Here we see cars double parked. A couple of young Iraqis or Kurds are having an animated conversation while blocking the traffic from a side road. And there’s a load of great shops to cast the eye over – including the wonderfully named Noshi Food Store.

This is a properly busy place where people know there are risks – after all plenty of them ran a few risks to get to Leeds in the first place. And the two kids hanging onto that Asian lady’s hands will grow up to double park, drive too fast and hold animated conversations while holding up the traffic. But those kids – and some of the migrant and refugee folk arriving in Harehills – will also take other risks. They’ll start businesses, risk their own time and capital on the possibility of success. And a few will succeed – will make millions and will contribute more to our economy than the meagre pittance we shell out for them in support when they arrive.

And this is a contrast to the kids in the village. Carefully protected, coddled even. Protected from risks and surrounded by adults who tell them something or other isn’t safe, is not allowed, might be dangerous, will make them ill or will be frowned on by the neighbours. These kids – or most of them – will be fine. They’ll avoid risks like they’re told – not smoking, drinking only moderately, eating a healthy diet, getting an education. And then they’ll do what I did – get a job where they don’t need to take risks, where they can earn a living safely. For many they’ll wonder one day – perhaps like I do at 50 – why they didn’t take risks. Didn’t start that business. Put off trekking through the Andes. Bought a Toyota rather than a great big pick up.

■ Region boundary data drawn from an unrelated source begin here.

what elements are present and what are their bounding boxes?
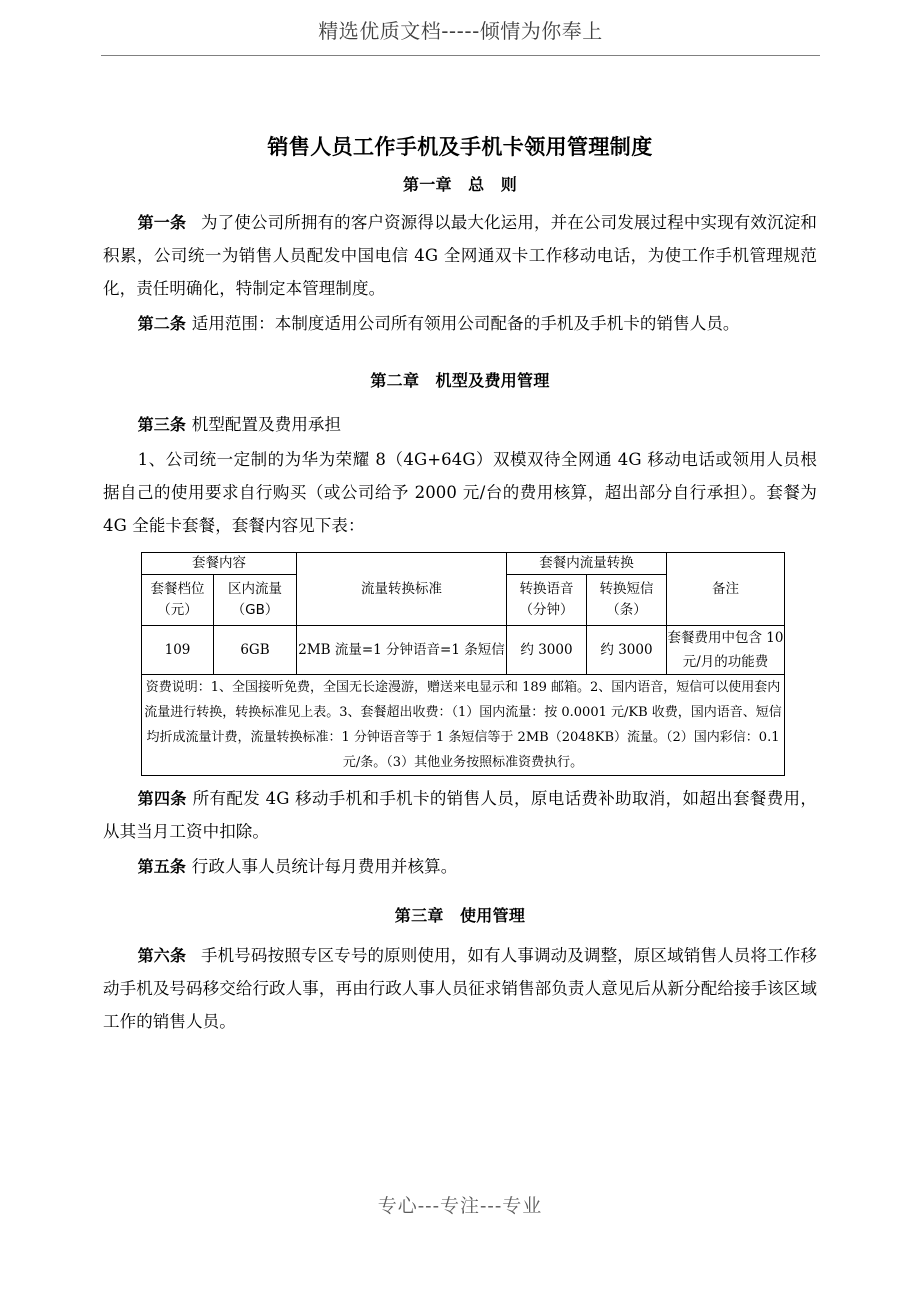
page-title: 销售人员工作手机及手机卡领用管理制度 <box>267 135 653 159</box>
article-6-paragraph <box>103 939 817 1038</box>
table-header-remark: 备注 <box>667 553 785 626</box>
table-subheader-voice-line2: （分钟） <box>519 602 574 618</box>
article-1-label: 第一条 <box>137 213 187 232</box>
article-3-item-1: 1、公司统一定制的为华为荣耀 8（4G+64G）双模双待全网通 4G 移动电话或领用人员根据自己的使用要求自行购买（或公司给予 2000 元/台的费用核算，超出部分自行承担）。套餐为 4G 全能卡套餐，套餐内容见下表： <box>103 450 817 535</box>
table-subheader-data-line1: 区内流量 <box>228 581 282 597</box>
package-plan-table <box>141 552 785 776</box>
chapter-heading-3: 第三章 使用管理 <box>394 906 526 925</box>
cell-data-value: 6GB <box>214 626 297 675</box>
cell-remark-value: 套餐费用中包含 10 元/月的功能费 <box>667 626 785 675</box>
article-5-label: 第五条 <box>137 857 186 876</box>
article-6-label: 第六条 <box>137 946 187 965</box>
table-header-package-content: 套餐内容 <box>142 553 297 575</box>
table-subheader-voice-line1: 转换语音 <box>519 581 574 597</box>
article-1-text: 为了使公司所拥有的客户资源得以最大化运用，并在公司发展过程中实现有效沉淀和积累，公司统一为销售人员配发中国电信 4G 全网通双卡工作移动电话，为使工作手机管理规范化，责任明确化，特制定本管理制度。 <box>103 213 817 298</box>
table-subheader-sms-line1: 转换短信 <box>599 581 654 597</box>
cell-conversion-standard-value: 2MB 流量=1 分钟语音=1 条短信 <box>297 626 507 675</box>
table-subheader-tier <box>142 575 214 626</box>
table-subheader-data-line2: （GB） <box>231 602 279 618</box>
article-2-text: 适用范围：本制度适用公司所有领用公司配备的手机及手机卡的销售人员。 <box>191 314 740 333</box>
table-header-row-1 <box>142 553 785 575</box>
table-footnote-row <box>142 675 785 776</box>
table-subheader-tier-line2: （元） <box>157 602 198 618</box>
document-body <box>103 130 817 1040</box>
article-4-label: 第四条 <box>137 789 187 808</box>
article-3-label: 第三条 <box>137 415 186 434</box>
article-4-paragraph <box>103 782 817 848</box>
table-subheader-tier-line1: 套餐档位 <box>150 581 205 597</box>
table-header-conversion-standard: 流量转换标准 <box>297 553 507 626</box>
page-footer: 专心---专注---专业 <box>377 1195 543 1217</box>
article-5-text: 行政人事人员统计每月费用并核算。 <box>191 857 458 876</box>
table-footnote: 资费说明：1、全国接听免费，全国无长途漫游，赠送来电显示和 189 邮箱。2、国内语音，短信可以使用套内流量进行转换，转换标准见上表。3、套餐超出收费：（1）国内流量：按 0.0001 元/KB 收费，国内语音、短信均折成流量计费，流量转换标准：1 分钟语音等于 1 条短信等于 2MB（2048KB）流量。（2）国内彩信：0.1 元/条。（3）其他业务按照标准资费执行。 <box>142 675 785 776</box>
table-subheader-data <box>214 575 297 626</box>
article-3-text: 机型配置及费用承担 <box>191 415 342 434</box>
article-1-paragraph <box>103 206 817 305</box>
table-subheader-sms-line2: （条） <box>606 602 647 618</box>
cell-voice-value: 约 3000 <box>507 626 587 675</box>
article-2-label: 第二条 <box>137 314 186 333</box>
table-row <box>142 626 785 675</box>
article-4-text: 所有配发 4G 移动手机和手机卡的销售人员，原电话费补助取消，如超出套餐费用，从其当月工资中扣除。 <box>103 789 817 841</box>
running-header: 精选优质文档-----倾情为你奉上 <box>318 19 603 43</box>
table-subheader-voice <box>507 575 587 626</box>
table-header-in-package-conversion: 套餐内流量转换 <box>507 553 667 575</box>
article-3-paragraph <box>103 408 817 441</box>
chapter-heading-2: 第二章 机型及费用管理 <box>370 371 550 390</box>
article-6-text: 手机号码按照专区专号的原则使用，如有人事调动及调整，原区域销售人员将工作移动手机及号码移交给行政人事，再由行政人事人员征求销售部负责人意见后从新分配给接手该区域工作的销售人员。 <box>103 946 817 1031</box>
header-divider <box>101 55 820 56</box>
chapter-heading-1: 第一章 总 则 <box>402 175 518 194</box>
article-5-paragraph <box>103 850 817 883</box>
table-subheader-sms <box>587 575 667 626</box>
article-2-paragraph <box>103 307 817 340</box>
cell-tier-value: 109 <box>142 626 214 675</box>
cell-sms-value: 约 3000 <box>587 626 667 675</box>
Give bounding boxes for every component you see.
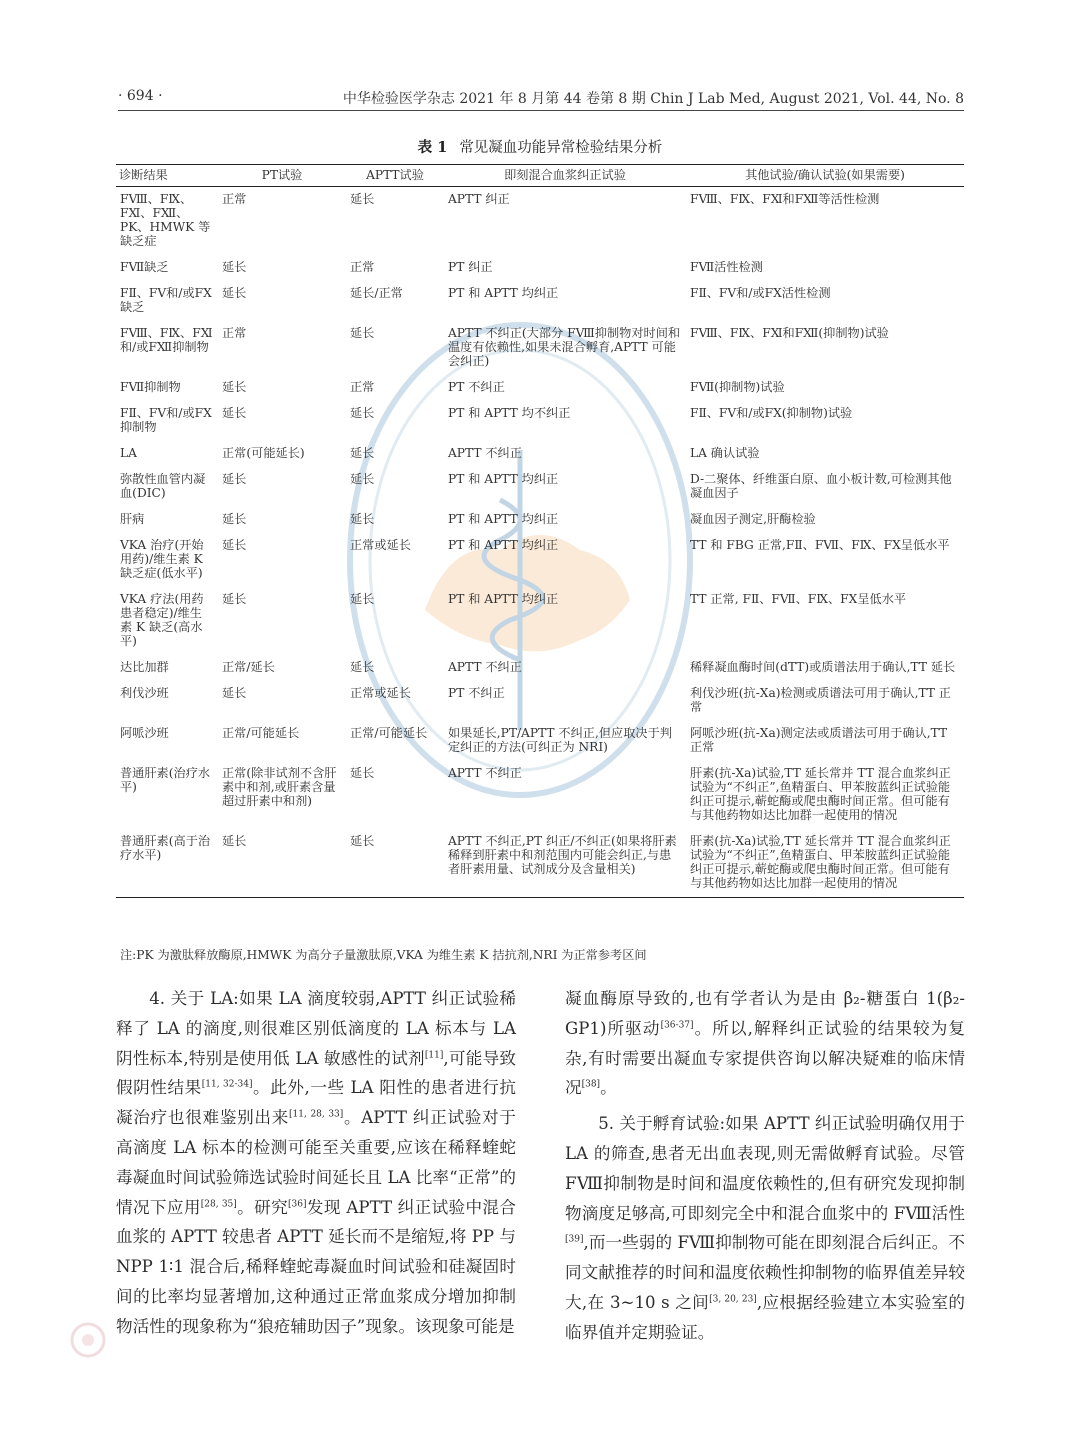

The kids in Harehills don’t have that luxury. For them it’s take risks and have a chance of getting out of poverty. Or else a life of poverty. And they’ve been educated in risks at their mother’s knee (in the middle of Roundhay Road as well), at school and in the life of the streets where their life is played out.

And one day the kids from the village will wonder why those Kurds, Iraqis, Persians, Zimbabweans, Bangladeshis and Congolese have BMWs, big electric gates and flash watches.

It will be because they took the risks.

....

3 comments:

Mike Chitty said...

...and the irony is that according to council statistics Harehills is lacking in enterprise...How do we manage to get things so baldy wrong in our communities? Because we impose our agendas on people rather than helping by facilitating theirs.

Anonymous said...

I liked this post. We are too protective of our children, they need to know that life is a challenge and they should get their teeth into it:)

Less mollycoddle, more get out there and do?

Phil Ruse said...

Echo that last sentence from Mike's comment.